Politique d’adaptation : dire la nécessité, dire les possibles
« Il faut politiser la canicule » affichait la une du journal Libération le 22 juin 2026. Ce qui veut dire commencer par prendre la mesure de ce qu’implique, en termes d'action des pouvoirs publics et de choix d’organisation sociale, la notion d’adaptation.
L'article explique que la canicule est un phénomène nécessaire, c'est-à-dire qu'elle ne peut pas ne pas se produire. En philosophie, le terme nécessaire désigne ce qui est inévitable, contrairement à ce qui est possible (ce qui peut ou non arriver). La canicule de juin 2026, comme celles qui l'ont précédée et celles à venir, est présentée comme un événement dont on ne peut échapper. Elle s'impose à nous de manière brutale, comme le souligne la une du journal Libération du 22 juin 2026 avec le titre « Il faut politiser la canicule ». Cette nécessité rend l'événement d'autant plus insupportable, car il impose des conditions de vie difficiles sans possibilité de contourner ses effets : chaleur étouffante, risques pour la santé, perturbations économiques et sociales.
La canicule a des conséquences tangibles et mesurables sur la société. L'article cite plusieurs exemples : des décès et des souffrances humaines, un ralentissement des activités économiques, des pannes électriques (transformateurs endommagés, réacteurs nucléaires arrêtés), des infrastructures endommagées (rails qui se dilatent sous l'effet de la chaleur), et des pertes agricoles (champs de céréales incendiés). Ces perturbations créent une cascade d'effets qui affectent le fonctionnement social et économique. Par exemple, la chaleur peut entraîner des coupures de courant, ce qui perturbe les services essentiels et aggrave les conditions de vie des populations vulnérables.

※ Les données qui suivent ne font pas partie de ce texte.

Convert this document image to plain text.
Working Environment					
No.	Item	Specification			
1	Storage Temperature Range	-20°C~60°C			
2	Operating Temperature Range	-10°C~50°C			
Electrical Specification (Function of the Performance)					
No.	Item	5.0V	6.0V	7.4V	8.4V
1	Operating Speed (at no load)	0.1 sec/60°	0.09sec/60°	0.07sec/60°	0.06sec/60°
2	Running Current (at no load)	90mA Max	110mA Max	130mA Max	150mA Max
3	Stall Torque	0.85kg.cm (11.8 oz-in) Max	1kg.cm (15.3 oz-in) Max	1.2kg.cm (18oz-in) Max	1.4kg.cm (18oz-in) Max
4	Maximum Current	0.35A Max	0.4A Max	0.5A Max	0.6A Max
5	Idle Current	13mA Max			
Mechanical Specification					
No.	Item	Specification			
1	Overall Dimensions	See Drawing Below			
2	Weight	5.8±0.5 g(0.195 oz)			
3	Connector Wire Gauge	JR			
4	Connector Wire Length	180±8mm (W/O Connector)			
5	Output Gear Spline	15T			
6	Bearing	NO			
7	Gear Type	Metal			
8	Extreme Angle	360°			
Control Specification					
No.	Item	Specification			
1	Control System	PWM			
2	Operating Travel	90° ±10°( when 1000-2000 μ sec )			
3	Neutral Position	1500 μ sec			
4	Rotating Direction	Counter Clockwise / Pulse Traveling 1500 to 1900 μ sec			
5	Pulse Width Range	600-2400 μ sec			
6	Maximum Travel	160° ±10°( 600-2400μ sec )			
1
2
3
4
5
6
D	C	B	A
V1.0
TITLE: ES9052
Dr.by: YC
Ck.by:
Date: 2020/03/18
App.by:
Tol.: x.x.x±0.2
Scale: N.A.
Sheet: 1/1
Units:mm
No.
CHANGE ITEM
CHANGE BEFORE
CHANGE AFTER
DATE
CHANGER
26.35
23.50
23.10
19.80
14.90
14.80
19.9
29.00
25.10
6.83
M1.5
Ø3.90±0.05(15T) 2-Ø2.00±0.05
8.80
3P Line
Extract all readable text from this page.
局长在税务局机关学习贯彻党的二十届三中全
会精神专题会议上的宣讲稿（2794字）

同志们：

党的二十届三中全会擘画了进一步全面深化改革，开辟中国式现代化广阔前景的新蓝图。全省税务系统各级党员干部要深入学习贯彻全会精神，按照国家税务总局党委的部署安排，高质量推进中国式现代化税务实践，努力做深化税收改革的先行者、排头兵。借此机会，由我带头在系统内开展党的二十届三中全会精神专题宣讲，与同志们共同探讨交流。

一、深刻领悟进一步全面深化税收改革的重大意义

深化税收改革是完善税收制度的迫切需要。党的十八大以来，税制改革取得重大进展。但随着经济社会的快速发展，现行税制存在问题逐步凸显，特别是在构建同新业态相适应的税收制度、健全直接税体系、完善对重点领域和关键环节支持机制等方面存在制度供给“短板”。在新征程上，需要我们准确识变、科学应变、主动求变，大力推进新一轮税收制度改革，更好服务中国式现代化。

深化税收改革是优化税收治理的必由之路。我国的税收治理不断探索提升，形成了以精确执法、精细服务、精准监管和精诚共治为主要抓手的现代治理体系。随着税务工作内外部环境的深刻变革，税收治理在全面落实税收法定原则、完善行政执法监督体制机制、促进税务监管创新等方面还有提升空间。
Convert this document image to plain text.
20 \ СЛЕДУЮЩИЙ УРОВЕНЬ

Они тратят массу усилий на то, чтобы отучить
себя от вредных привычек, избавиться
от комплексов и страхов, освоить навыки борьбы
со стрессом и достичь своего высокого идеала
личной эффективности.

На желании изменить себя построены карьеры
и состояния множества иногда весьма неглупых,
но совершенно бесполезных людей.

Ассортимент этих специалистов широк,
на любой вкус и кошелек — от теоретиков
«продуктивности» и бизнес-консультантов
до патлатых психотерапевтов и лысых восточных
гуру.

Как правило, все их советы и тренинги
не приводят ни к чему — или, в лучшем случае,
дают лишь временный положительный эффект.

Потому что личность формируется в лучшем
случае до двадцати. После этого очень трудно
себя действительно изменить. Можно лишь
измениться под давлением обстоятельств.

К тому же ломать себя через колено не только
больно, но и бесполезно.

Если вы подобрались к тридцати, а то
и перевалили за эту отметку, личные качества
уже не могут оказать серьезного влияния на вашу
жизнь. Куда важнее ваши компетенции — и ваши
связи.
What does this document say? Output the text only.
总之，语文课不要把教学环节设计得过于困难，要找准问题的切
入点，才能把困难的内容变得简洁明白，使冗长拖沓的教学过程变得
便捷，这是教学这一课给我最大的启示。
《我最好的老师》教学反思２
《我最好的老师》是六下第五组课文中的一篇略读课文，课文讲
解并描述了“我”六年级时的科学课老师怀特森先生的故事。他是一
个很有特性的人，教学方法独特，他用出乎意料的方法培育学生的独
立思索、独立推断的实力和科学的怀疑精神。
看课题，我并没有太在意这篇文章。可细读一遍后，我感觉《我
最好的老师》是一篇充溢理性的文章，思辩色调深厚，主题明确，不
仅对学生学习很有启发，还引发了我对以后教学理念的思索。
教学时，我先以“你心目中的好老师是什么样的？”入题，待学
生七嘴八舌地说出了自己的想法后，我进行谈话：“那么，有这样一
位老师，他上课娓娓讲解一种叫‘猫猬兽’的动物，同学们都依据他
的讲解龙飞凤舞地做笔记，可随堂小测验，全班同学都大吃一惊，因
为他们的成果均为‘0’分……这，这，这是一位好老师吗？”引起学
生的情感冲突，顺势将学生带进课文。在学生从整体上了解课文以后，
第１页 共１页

Face à l'ampleur des impacts, l'article souligne que la canicule force une prise de conscience collective et politique. Les acteurs publics, y compris les médias et les responsables politiques, sont contraints de reconnaître la réalité du phénomène et ses conséquences. L'auteur mentionne des figures politiques comme Éric Ciotti (Rassemblement National) et Luc Ferry, dont les positions sur l'écologie et les énergies renouvelables ont évolué ou sont critiquées. La canicule révèle ainsi les contradictions et les revirements des discours politiques, notamment chez ceux qui minimisent ou nient les effets du changement climatique. Le RN, par exemple, est décrit comme soudainement « écologiste » pour justifier le recours aux énergies renouvelables, mais uniquement pour alimenter des climatiseurs.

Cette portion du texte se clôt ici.